Увидел я Владика только на следующий день на большой перемене. Он стоял в коридоре, окруженный ребятами, и заливался слезами. Добиться от него, в чем дело, я так и не смог. Ни на какие вопросы он не отвечал. И тем не менее не знаю, откуда, как и почему, но я сразу все понял: и то, что произошло, и то, какая сила вмешалась в судьбу этой приятной мне семьи. И почему Владик никогда не распространялся о ее прошлом — я тоже понял.
Как ни странно, я всегда смутно чувствовал, что эту семью окружает какая-то тревожная тайна, и она была настолько безусловна, что я, отнюдь не отличаясь природной тактичностью, ни разу не задал Владику ни одного вопроса о том, где и как они жили раньше. И я им сочувствовал, хотя «барабаны эпохи», над которыми смеялся даже Корнейчук (в пьесе «Платон Кречет»), звучали еще в моей душе достаточно громко, и я вроде бы не должен был сочувствовать людям, преследовавшимся революционной властью.
Для меня совершенно было ясно, как ясно и теперь, что приехали они из ссылки, а теперь отца опять арестовали, и Владику с матерью надо опять куда-то уезжать. Я и теперь не знаю, за что они преследовались. На людей «с раньшего времени», преследовавшихся за происхождение, каких я потом много встречал в ссылке, на пересылках и в эмиграции, они не походили по общему очерку. Возможно, они были участниками партийных оппозиций, но скорее — относились к остаткам молодежных социалистических (меньшевистских и эсэровских) групп начала двадцатых, о которых и самая память к тому времени была фактически вытравлена. А ведь они существовали. Судя по времени их очередного ареста, они имели отношение к одной из этих категорий. Может, их привлекли по делу СВУ (Спiлка визволення — Союз освобождения — Украины) — никогда не существовавшей организации, за участие в которой пострадало множество украинских интеллигентов (часть провели через открытый процесс). Но вряд ли. Те были все украинской культурной ориентации, а эти мальчика послали в русскую школу. Потом тех привлекли тогда впервые, а за Владиком ощущался долгий опыт.

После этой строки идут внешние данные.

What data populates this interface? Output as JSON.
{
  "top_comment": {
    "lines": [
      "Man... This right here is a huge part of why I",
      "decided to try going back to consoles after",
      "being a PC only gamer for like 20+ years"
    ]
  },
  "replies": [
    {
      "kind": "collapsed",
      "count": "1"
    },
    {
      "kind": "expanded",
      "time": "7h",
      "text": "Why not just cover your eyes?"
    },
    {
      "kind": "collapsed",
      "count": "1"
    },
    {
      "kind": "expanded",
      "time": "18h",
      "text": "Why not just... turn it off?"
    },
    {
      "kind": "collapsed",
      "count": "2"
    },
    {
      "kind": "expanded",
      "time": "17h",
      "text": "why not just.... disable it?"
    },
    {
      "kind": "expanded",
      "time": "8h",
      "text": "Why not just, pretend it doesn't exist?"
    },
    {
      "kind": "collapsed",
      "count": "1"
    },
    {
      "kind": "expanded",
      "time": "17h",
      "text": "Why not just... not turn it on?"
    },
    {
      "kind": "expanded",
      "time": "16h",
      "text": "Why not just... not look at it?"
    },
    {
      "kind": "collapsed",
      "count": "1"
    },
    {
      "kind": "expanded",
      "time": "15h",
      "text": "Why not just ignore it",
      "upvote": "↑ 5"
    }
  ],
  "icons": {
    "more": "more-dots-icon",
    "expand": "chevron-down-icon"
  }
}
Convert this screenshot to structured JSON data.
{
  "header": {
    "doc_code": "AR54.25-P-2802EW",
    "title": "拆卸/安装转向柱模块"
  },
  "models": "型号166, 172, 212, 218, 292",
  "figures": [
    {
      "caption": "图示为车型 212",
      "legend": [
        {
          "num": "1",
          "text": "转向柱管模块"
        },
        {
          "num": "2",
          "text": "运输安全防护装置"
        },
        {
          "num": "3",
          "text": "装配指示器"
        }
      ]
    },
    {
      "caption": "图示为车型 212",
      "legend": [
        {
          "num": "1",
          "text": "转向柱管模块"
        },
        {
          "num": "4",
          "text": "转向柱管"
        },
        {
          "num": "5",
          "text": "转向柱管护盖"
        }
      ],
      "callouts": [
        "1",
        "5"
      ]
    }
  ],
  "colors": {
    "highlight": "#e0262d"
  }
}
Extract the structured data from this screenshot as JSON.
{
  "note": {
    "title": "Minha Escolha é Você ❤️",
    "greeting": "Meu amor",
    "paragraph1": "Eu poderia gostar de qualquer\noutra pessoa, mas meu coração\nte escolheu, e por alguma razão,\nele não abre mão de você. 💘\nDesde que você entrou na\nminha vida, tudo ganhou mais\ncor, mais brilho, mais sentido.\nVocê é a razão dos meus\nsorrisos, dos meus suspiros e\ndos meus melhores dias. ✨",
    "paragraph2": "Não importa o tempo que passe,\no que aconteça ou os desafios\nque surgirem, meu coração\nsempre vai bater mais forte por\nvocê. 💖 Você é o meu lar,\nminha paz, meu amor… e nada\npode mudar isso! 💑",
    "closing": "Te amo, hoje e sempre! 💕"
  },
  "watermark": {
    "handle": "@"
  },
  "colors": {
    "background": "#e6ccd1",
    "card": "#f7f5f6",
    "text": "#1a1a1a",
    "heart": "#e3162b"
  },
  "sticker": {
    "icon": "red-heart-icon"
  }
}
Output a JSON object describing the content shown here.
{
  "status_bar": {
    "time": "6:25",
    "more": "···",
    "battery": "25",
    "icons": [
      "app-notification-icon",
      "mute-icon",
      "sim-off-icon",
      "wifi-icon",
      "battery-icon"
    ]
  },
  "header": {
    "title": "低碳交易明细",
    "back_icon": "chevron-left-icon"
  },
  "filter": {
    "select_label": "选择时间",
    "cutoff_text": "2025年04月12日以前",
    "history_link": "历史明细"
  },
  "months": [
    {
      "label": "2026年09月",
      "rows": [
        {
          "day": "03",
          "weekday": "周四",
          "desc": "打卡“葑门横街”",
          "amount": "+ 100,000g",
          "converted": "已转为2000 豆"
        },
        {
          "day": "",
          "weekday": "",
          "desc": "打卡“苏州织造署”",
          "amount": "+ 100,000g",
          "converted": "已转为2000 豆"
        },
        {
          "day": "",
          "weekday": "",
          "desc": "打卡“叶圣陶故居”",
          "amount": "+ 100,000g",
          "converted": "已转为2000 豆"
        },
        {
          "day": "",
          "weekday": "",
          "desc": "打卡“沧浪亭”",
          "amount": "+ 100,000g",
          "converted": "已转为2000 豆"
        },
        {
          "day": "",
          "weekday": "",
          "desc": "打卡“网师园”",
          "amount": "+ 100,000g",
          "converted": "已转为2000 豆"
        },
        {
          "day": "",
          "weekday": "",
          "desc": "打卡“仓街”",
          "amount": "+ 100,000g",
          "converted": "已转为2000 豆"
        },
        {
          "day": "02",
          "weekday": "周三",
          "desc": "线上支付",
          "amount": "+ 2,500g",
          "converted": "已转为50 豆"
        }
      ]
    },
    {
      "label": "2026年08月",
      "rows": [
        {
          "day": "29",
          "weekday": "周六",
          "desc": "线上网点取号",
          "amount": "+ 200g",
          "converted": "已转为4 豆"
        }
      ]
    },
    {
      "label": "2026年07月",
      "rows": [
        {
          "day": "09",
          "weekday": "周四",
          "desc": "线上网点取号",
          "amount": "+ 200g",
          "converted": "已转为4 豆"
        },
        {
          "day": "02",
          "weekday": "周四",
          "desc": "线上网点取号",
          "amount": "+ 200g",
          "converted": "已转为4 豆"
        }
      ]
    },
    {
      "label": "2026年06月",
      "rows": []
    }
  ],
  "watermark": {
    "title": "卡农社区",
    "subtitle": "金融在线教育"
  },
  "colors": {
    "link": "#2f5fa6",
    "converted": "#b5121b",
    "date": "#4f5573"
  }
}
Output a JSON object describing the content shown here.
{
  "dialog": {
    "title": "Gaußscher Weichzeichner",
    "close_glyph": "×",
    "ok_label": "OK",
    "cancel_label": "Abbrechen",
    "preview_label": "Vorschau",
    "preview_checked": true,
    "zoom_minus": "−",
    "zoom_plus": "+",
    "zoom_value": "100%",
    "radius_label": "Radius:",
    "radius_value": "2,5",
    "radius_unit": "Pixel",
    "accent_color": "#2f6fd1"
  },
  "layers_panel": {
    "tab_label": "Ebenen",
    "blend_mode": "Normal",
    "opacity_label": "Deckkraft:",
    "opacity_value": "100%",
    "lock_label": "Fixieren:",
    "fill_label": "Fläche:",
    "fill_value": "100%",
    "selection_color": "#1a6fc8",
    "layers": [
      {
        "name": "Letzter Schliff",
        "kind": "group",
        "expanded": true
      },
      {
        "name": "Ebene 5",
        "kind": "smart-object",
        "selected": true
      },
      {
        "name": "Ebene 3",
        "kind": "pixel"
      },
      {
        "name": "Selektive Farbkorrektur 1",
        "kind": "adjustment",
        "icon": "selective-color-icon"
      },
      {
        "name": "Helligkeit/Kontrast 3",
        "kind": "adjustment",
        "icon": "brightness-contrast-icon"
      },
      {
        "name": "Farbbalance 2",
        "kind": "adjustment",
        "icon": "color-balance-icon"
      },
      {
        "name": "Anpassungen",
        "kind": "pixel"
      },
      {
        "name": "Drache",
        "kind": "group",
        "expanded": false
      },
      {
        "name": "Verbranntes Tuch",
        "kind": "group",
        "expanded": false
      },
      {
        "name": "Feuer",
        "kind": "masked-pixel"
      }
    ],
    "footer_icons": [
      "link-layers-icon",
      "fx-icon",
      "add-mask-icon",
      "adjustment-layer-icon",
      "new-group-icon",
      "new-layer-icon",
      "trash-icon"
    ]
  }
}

Не знаю, какими были тогда их взгляды и как бы я отнесся к ним сегодня, но в те времена, которые наступали и в которые мне пришлось жить, вообще почти не встречались люди, осмеливавшиеся иметь свои собственные политические взгляды. А ведь к «политике» относили все — непосредственное возмущение тем, что проделывали над крестьянами, например. Даже при полном отсутствии интереса к политической деятельности и программам.
Я до сих пор не знаю, кем были родители Владика. Но в том, что они относились к гонимым (и гонимым к этому времени уже давно), у меня нет никаких сомнений. И не было их тогда. Я об этом не думал, я это знал. И сочувствовал. И ни разу ни при каких извивах моего внутреннего развития (а бывали всякие) я не подумал о них иначе, как о хороших людях. А это чего-нибудь да стоит. Возможно, такое мое отношение к ним — отзвук разговоров, услышанных дома, где о пострадавших и высланных по старинке уважительно говорилось как о «пострадавших за идею». Не знаю. Но думал я о них именно так. Как ни странно, при этом мое общее отношение к власти и к ее врагам оставалось прежним…
Почему? Как увязывалось одно с другим? Обычно людьми моего поколения все дурное, исходящее от власти, истолковывалось как творимое не ею, без ее ведома или даже против нее. Но в данном случае не было даже этого. Просто сохраняя полнейшую преданность советской власти, даже проникаясь романтикой ее беспощадности, я в то же время сохранял теплую память о Владике и его родителях, пострадавших от всего этого. При этом я о них мало знал, а нам всю жизнь внушалось: «Ты ему веришь? А разве ты знаешь всю его подноготную?» Я о них не знал не только «подноготной», но вот — верил. Верил общей атмосфере чистоты и порядочности, исходившей от этого дома, верил чистым и безутешным слезам Владика. До сих пор стоит он у меня перед глазами в углу школьного коридора, окруженный растерянными одноклассниками, и беспомощно плачет под грузом обрушившейся на него — который раз! — «чугунной беды» (А. Галич). Я так тогда и почувствовал: «который раз». Было в его горе особое, отделяющее от всех нас знание, которым невозможно было ни с кем поделиться — запрещено, да никто б и не понял.